Pregnancy after a loss..is completely different. If you feel you need the u/s then I second the suggestion that you schedule the first appt. for 7-8 weeks and try to get the u/s done then. At this appt. they aren't going to do anything you can't do at home (pee on a stick). I would wait and re-schedule.

I am less nervous this time...however still nervous. I am not sure if I will get an early u/s...,we aren't there yet..haven't even contacted any providers yet. We will see, as time goes on.
post #13 of 18
Thread Starter 
I went to the appointment today. I'm doing better than I though. The next apointment is August 16th, and they say I'll be able to hear the heartbeat then. I really wish I coule get an early ultrasound, but they're so expensive, and our insurance isn't paying for anything.

I think I'm going to have a friend send me a box of dollar store sticks so I can test every few days/week until then. The line will fade if there's a problem, right?
post #14 of 18
Hugs.

Not in this DDC, but I wanted to respond.

My M/Ws said that in the event I become pregnant again, they will do whatever it takes to make me happy that the pregnancy is OK, early U/S, Betas etc., since I just had a miscarriage.

I think the reality is, you need to tell your provider how stressed you are, and have them work with you to reassure you all is well, remember, you are the client.
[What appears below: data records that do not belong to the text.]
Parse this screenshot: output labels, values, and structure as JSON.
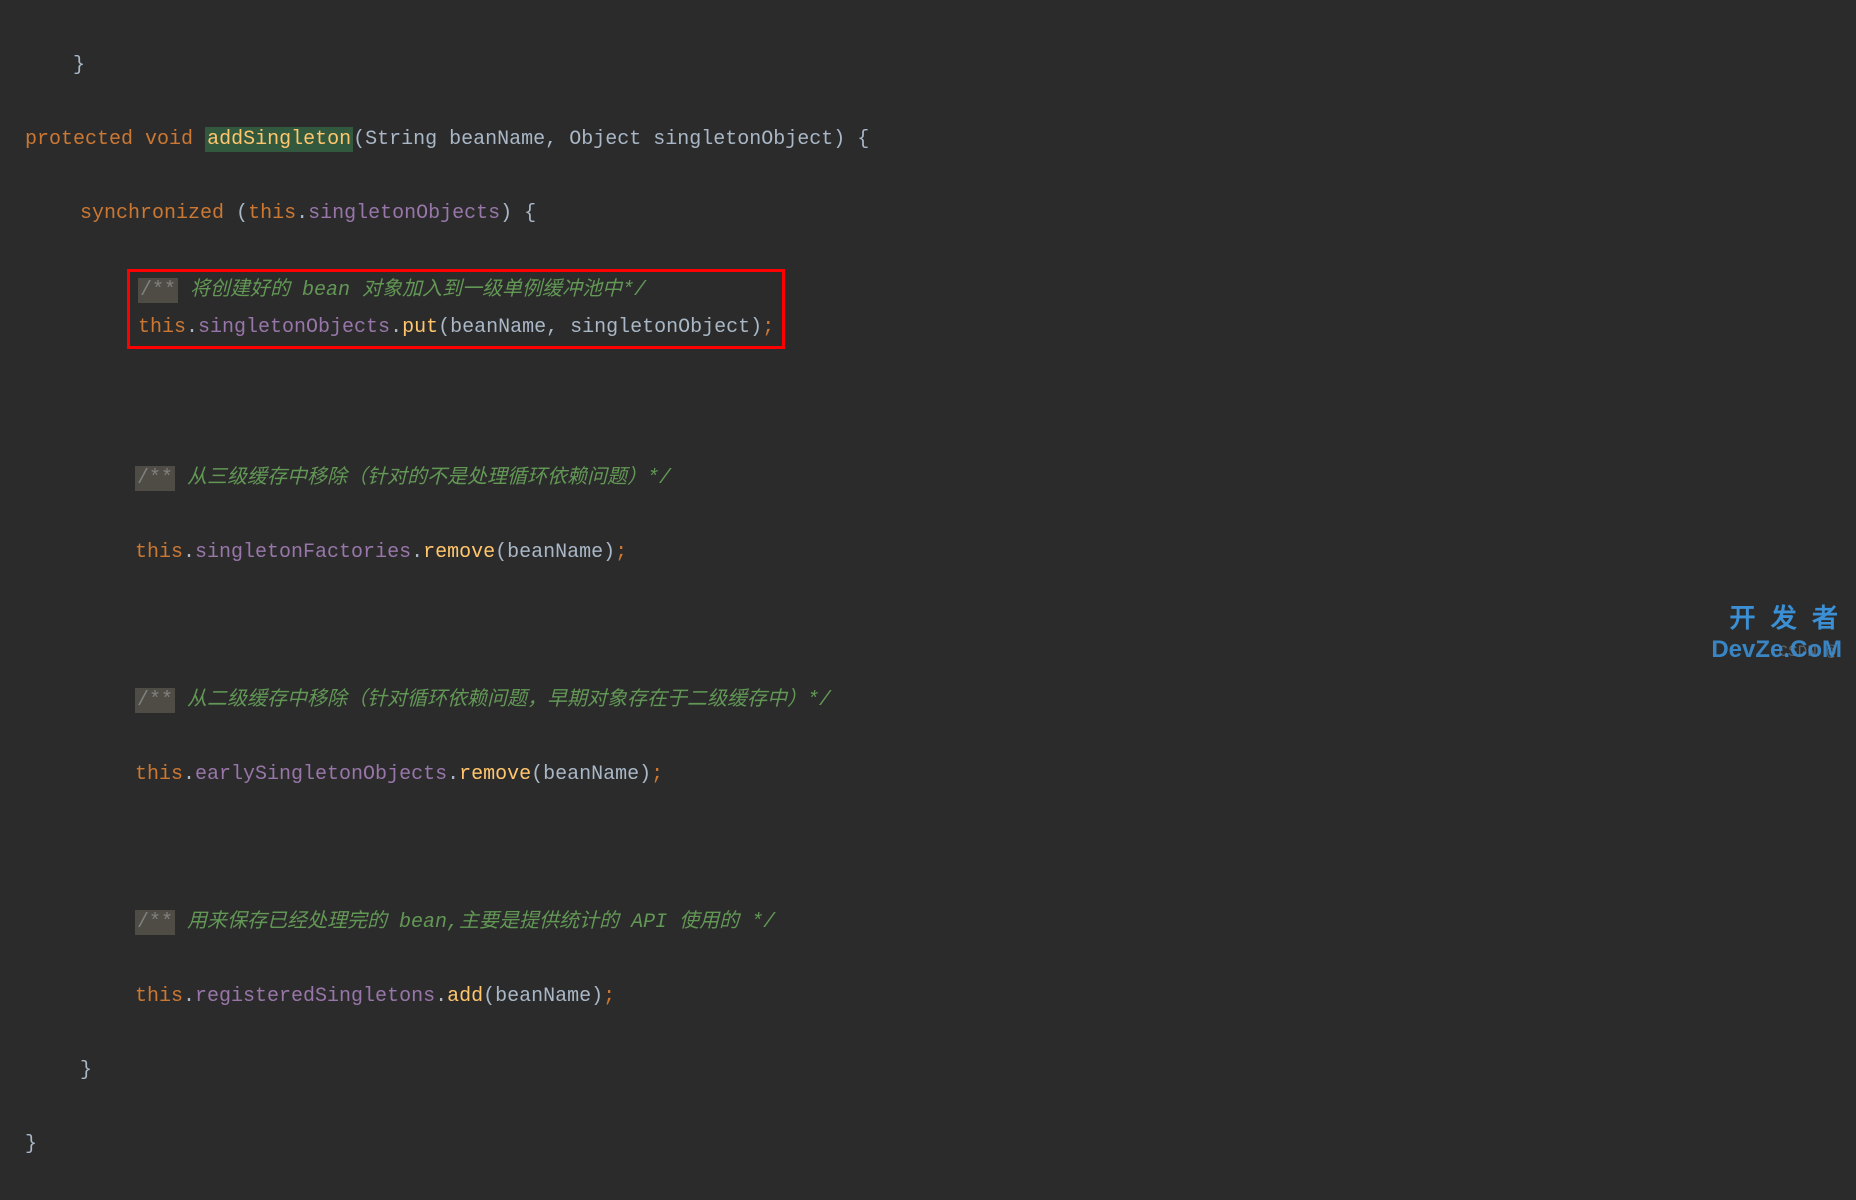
{
  "code": {
    "line0_close": "}",
    "modifier": "protected",
    "returnType": "void",
    "methodName": "addSingleton",
    "param1Type": "String",
    "param1Name": "beanName",
    "param2Type": "Object",
    "param2Name": "singletonObject",
    "sync_kw": "synchronized",
    "this_kw": "this",
    "field_singletonObjects": "singletonObjects",
    "comment_marker": "/**",
    "comment1_pre": " 将创建好的 ",
    "comment1_em": "bean",
    "comment1_post": " 对象加入到一级单例缓冲池中*/",
    "method_put": "put",
    "arg_beanName": "beanName",
    "arg_singletonObject": "singletonObject",
    "comment2": " 从三级缓存中移除（针对的不是处理循环依赖问题）*/",
    "field_singletonFactories": "singletonFactories",
    "method_remove": "remove",
    "comment3": " 从二级缓存中移除（针对循环依赖问题，早期对象存在于二级缓存中）*/",
    "field_earlySingletonObjects": "earlySingletonObjects",
    "comment4_pre": " 用来保存已经处理完的 ",
    "comment4_em1": "bean",
    "comment4_mid": ",主要是提供统计的 ",
    "comment4_em2": "API",
    "comment4_post": " 使用的 */",
    "field_registeredSingletons": "registeredSingletons",
    "method_add": "add",
    "brace_open": "{",
    "brace_close": "}",
    "paren_open": "(",
    "paren_close": ")",
    "comma": ", ",
    "dot": ".",
    "semi": ";"
  },
  "watermark": {
    "csdn": "CSDN @",
    "top": "开 发 者",
    "brand": "DevZe.CoM"
  }
}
Yes, most pregnancies are normal.

But, I went in on that assumption and had a m/c at 10w. I'd rather know as soon as possible, and am going to ask for some sort of early testing etc., next time. For my sanity.
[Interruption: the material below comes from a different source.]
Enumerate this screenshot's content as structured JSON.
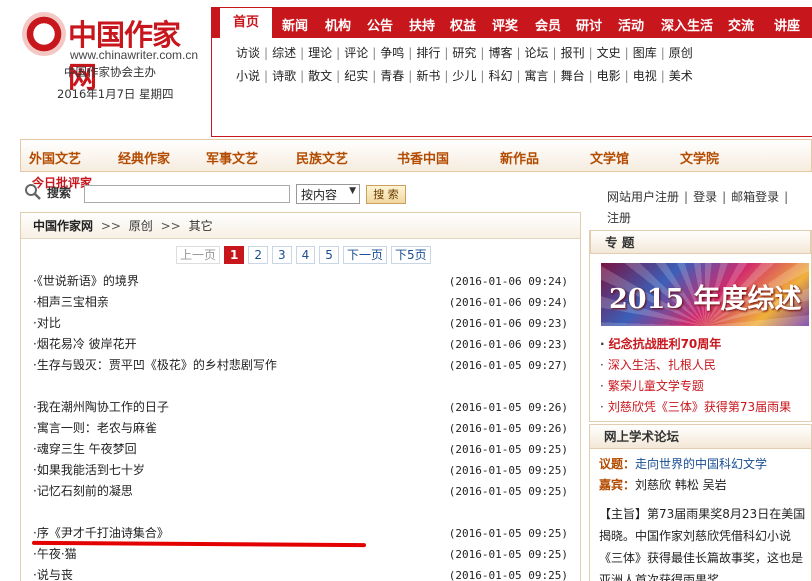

Hugs again, and happy and healthy 9 months!
post #15 of 18
I'm hoping to join this board in a few days - but trying not to get my hopes up. I just wanted to let you know, Gatherer Girl, that after I had been to an appointment with my first pregnancy (healthy, happy 5 year old dd now asleep upstairs!) I took a few more pregnany tests and I know 1 came up neg. It was probably a dud, but it freaked me out, so just be aware that that can happen and mean nothing! Just wanted you to know. Also, my midwives were never able to find a heartbeat (doppler only - I had 1 20 week ultrasound with both girls) before 11/12 weeks - they were never able to get one at the 8 week appointment. Two healthy pregnancies and two healthy baby girls though! Best wishes.
post #16 of 18
You generally can't hear the heartbeat until 12ish weeks anyway. We tried at 10w with my last pregnancy and couldn't.
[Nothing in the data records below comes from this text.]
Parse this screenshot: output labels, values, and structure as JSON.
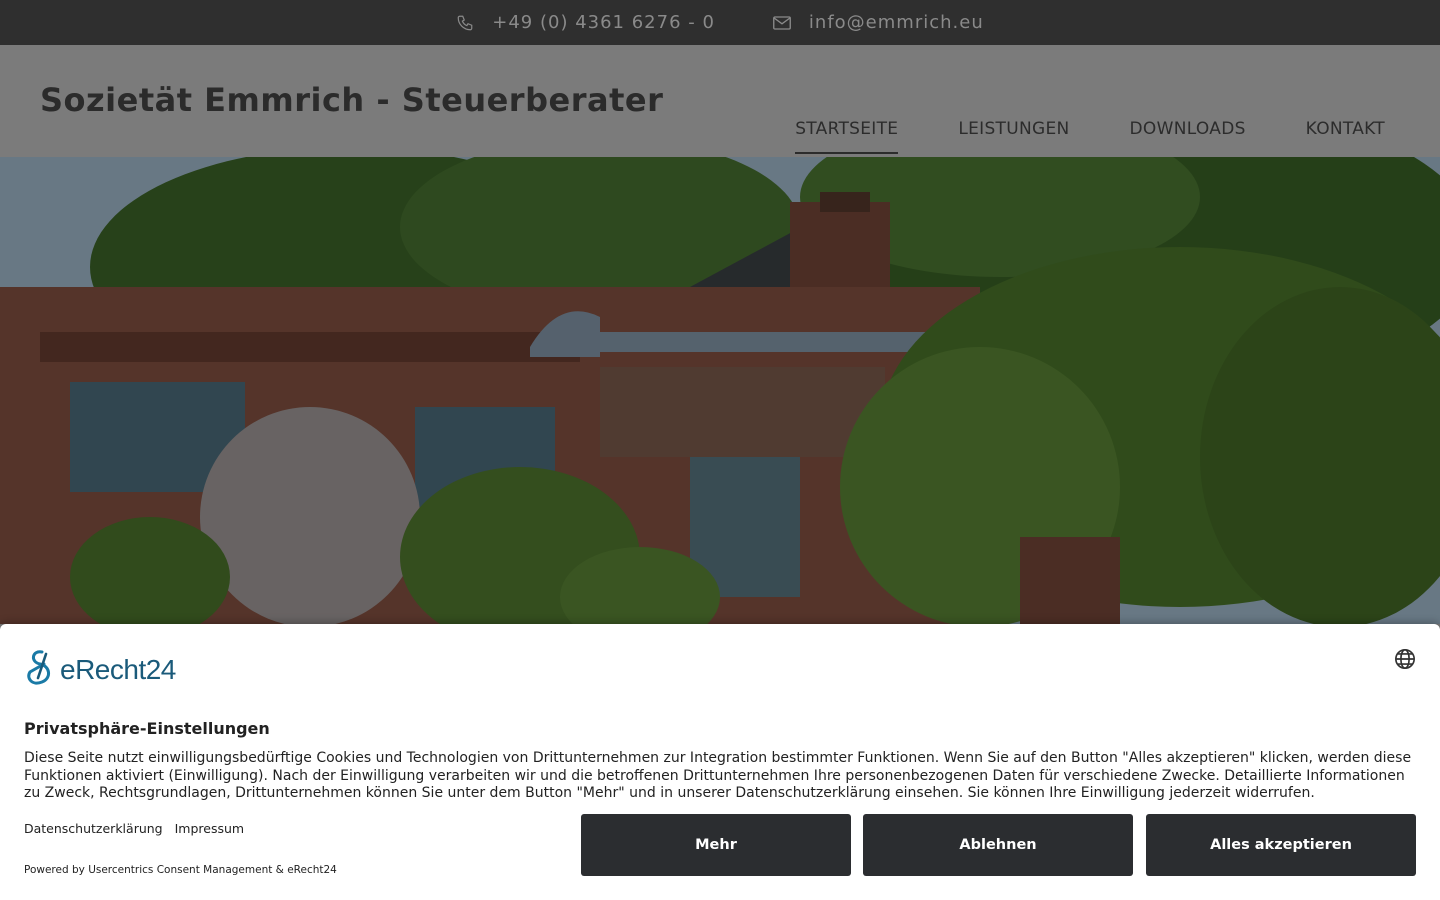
{
  "topbar": {
    "phone": "+49 (0) 4361 6276 - 0",
    "phone_icon": "phone-icon",
    "email": "info@emmrich.eu",
    "email_icon": "envelope-icon"
  },
  "header": {
    "title": "Sozietät Emmrich - Steuerberater",
    "nav": [
      {
        "label": "STARTSEITE",
        "active": true
      },
      {
        "label": "LEISTUNGEN",
        "active": false
      },
      {
        "label": "DOWNLOADS",
        "active": false
      },
      {
        "label": "KONTAKT",
        "active": false
      }
    ]
  },
  "hero": {
    "image": "office-building-photo"
  },
  "consent": {
    "brand": "eRecht24",
    "brand_icon": "erecht24-logo-icon",
    "language_icon": "globe-icon",
    "title": "Privatsphäre-Einstellungen",
    "text": "Diese Seite nutzt einwilligungsbedürftige Cookies und Technologien von Drittunternehmen zur Integration bestimmter Funktionen. Wenn Sie auf den Button \"Alles akzeptieren\" klicken, werden diese Funktionen aktiviert (Einwilligung). Nach der Einwilligung verarbeiten wir und die betroffenen Drittunternehmen Ihre personenbezogenen Daten für verschiedene Zwecke. Detaillierte Informationen zu Zweck, Rechtsgrundlagen, Drittunternehmen können Sie unter dem Button \"Mehr\" und in unserer Datenschutzerklärung einsehen. Sie können Ihre Einwilligung jederzeit widerrufen.",
    "links": {
      "privacy": "Datenschutzerklärung",
      "imprint": "Impressum"
    },
    "powered_by": "Powered by Usercentrics Consent Management & eRecht24",
    "buttons": {
      "more": "Mehr",
      "deny": "Ablehnen",
      "accept": "Alles akzeptieren"
    },
    "button_color": "#2b2d30"
  }
}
Ultrasounds have been shown to cause damage to brain cells in utero, so you want as few as possible. I'm only getting the 20 week one this time. I had three with my daughter (one at 12w because we couldn't hear the heartbeat - tried too early and one at 20w and one at 29ish weeks - can't remember why I had that one).

Jenn
post #17 of 18
I definitely agree that pg is different after m/c. I'm playing the waiting game too after 4 losses, I'm due March 5th... It makes me batty.
post #18 of 18
I'm sorry hon. Can you ask them if you can come in more? We'll be getting an u/s at 7 and 10 weeks this time because of my history of m/c, and I could not imagine going that long without knowing if everything is ok.

and the line won't necessarily fade if there is a problem. Mine didn't fade until well after I'd started bleeding and had the d&c.